Initially, each had their big dreams and were very determined to make them happen: Lou wanted to pursue graduate school and eventually become an environmental lawyer; Raviva broke up with Lou to move to Los Angeles in the hope of making it in the music industry; Miles wanted to be a model and the face of Calvin Klein; Sophia wanted to become a writer; and Daphne just wanted to be successful.

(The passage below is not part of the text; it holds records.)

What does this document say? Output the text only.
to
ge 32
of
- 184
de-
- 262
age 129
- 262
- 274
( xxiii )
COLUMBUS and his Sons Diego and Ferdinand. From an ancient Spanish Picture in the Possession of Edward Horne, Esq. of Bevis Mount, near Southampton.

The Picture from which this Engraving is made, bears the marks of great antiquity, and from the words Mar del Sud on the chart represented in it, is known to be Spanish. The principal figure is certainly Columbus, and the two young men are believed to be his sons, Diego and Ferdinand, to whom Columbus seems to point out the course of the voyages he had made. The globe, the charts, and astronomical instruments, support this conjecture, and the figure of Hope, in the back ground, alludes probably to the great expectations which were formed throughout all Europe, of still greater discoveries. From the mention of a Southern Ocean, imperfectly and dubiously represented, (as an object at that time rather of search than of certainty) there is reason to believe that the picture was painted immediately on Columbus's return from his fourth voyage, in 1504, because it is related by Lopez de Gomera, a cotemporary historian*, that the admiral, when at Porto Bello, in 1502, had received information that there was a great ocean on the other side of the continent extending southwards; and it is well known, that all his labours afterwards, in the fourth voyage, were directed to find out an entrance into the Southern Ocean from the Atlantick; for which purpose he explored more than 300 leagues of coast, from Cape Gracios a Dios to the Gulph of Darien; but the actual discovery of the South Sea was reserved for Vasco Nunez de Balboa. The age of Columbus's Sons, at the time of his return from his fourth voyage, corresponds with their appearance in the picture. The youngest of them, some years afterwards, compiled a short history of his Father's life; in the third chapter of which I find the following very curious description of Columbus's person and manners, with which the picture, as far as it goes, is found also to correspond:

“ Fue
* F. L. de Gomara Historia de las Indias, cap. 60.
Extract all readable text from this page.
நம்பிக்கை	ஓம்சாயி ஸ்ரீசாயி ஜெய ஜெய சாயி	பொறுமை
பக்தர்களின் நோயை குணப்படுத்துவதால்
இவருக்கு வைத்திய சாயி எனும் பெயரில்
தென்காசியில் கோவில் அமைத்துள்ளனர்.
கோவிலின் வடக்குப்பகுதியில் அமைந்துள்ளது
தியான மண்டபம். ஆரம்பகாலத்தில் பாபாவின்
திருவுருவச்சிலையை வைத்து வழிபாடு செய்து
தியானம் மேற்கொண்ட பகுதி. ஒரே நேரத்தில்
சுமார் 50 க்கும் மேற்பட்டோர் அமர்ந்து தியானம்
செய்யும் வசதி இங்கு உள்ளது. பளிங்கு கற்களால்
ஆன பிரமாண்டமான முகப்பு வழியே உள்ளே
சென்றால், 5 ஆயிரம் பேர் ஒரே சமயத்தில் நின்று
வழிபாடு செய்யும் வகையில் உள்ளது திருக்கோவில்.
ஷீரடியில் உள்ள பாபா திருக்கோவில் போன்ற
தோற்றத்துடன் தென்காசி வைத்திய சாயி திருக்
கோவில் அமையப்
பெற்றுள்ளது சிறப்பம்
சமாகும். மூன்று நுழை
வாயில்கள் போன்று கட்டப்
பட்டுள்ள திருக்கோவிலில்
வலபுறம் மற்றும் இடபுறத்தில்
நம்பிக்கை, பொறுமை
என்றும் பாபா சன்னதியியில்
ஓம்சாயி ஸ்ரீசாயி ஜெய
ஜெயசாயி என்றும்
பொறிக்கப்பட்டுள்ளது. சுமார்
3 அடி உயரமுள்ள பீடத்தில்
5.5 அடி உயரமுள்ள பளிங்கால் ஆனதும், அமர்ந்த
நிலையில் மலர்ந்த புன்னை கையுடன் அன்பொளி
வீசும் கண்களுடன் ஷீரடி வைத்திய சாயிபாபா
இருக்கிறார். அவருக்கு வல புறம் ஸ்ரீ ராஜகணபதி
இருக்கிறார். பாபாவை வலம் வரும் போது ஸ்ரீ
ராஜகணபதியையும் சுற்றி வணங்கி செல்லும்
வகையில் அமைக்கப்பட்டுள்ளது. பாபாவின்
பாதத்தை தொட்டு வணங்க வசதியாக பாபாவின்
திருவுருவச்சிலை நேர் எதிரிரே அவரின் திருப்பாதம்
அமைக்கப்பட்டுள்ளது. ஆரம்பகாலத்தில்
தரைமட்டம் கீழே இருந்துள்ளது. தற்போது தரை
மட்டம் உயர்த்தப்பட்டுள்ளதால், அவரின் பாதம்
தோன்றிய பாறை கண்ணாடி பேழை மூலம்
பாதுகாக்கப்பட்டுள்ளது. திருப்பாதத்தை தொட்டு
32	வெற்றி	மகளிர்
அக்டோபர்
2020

Unfortunately, life doesn't always work out.

==Cast==

===Main===
- Michelle Ang as Sophia Swanson
- Diego Boneta as Miles Gonzalez
- Sarah Habel as Daphne Glover
- Jared Kusnitz as Louis "Lou" Craft
- Inbar Lavi as Raviva

===Recurring===
- Julianna Guill as Bekah
- Rachel Cannon as Deb
- Daniel Johnson as Jamel
- Danny McCarthy as Paul
- Olesya Rulin as Pixie Dexter
- Bar Paly as Tatiana
- Charlie Weber as Todd
- Angel M. Wainwright as Laura

==Episodes==

| No. | Title | Original release date | U.S. viewers (millions) |
| 1 | "Pilot" | October 16, 2012 | 0.65 |
| 2 | "The Crib" | October 23, 2012 | 0.65 |
Sophia gets into trouble and is arrested. Miles' girlfriend Tatiana tells everyone that she's going to move out. Daphne enjoys life with her new romance with Todd. Lou is surprising Raviva by making the house baby-friendly.
| 3 | "The Roommate" | October 30, 2012 | 0.40 |
Todd feels evil and steals Daphne's idea. Miles comes to terms and realizes he can't handle living with a baby. Sophia thinks about Raviva's advice and agrees to follow it.
| 4 | "The Days of Yore" | November 6, 2012 | 0.40 |
Raviva and Lou's relationship is at stake when a disagreement about money ends badly. Miles ends up being hired onto Daphne's campaign team. Sophia is joyful when her parents come to visit.
| 5 | "The Trivial Pursuit" | November 13, 2012 | 0.38 |
Raviva and Lou are happy to receive news that they can have post-baby intercourse. The group gathers for a fun trivia night. Daphne and Miles try to ignore each other's drunken advances. Sophia attempts to get a promotion.
| 6 | "The Tasting" | November 20, 2012 | 0.61 |
Daphne and Miles throw a party for their client. Sophia feels regretful after letting Laura purchase a new phone for her. Jamel and Bekah put Lou and Raviva in an uncomfortable situation.
| 7 | "The Focus Group" | November 27, 2012 | 0.34 |
Sophia is unsure what to do when she comes up short on rent. Raviva is worried that Lou is separating from the group. Miles goes to get medical help for his problem.
| 8 | "The Gig" | December 8, 2012 | 0.28 |
Raviva prepares for her first performance. Lou discovers that Jamel was involved. Daphne is worried about Todd being so controlling.
| 9 | "The Confession" | December 22, 2012 | 0.28 |
Bekah ends up sending some explicit text messages. Sophia is worried about using her friends within her upcoming novel. Daphne wants Todd to be impressed by her classy party.
| 10 | "The Kids" | December 29, 2012 | 0.23 |
Raviva is angry after Lou breaks a promise. Miles gets some saddening news from Daphne.
| 11 | "The Message" | January 5, 2013 | 0.24 |
Sophia completes and publishes her book. A record label approaches Raviva about producing her song. Lou starts apply for school. Daphne chooses between Miles and Todd.
| 12 | "The Heart" | January 12, 2013 | 0.34 |
Miles plans to pursue modeling abroad and invites Daphne along. Sophia throws a party for her brand-new, first published book. Lou tries to get Raviva back.

==Critical reception==
On Metacritic, the series scored a 56 based on twelve critic reviews.

The Chicago Tribune said the show needs to offer a lot more than what was served in the first few episodes to compete on the level of Girls on HBO and Workaholics on Comedy Central. The New York Times said the show is a botched attempt at a dirty-sexy-funny show.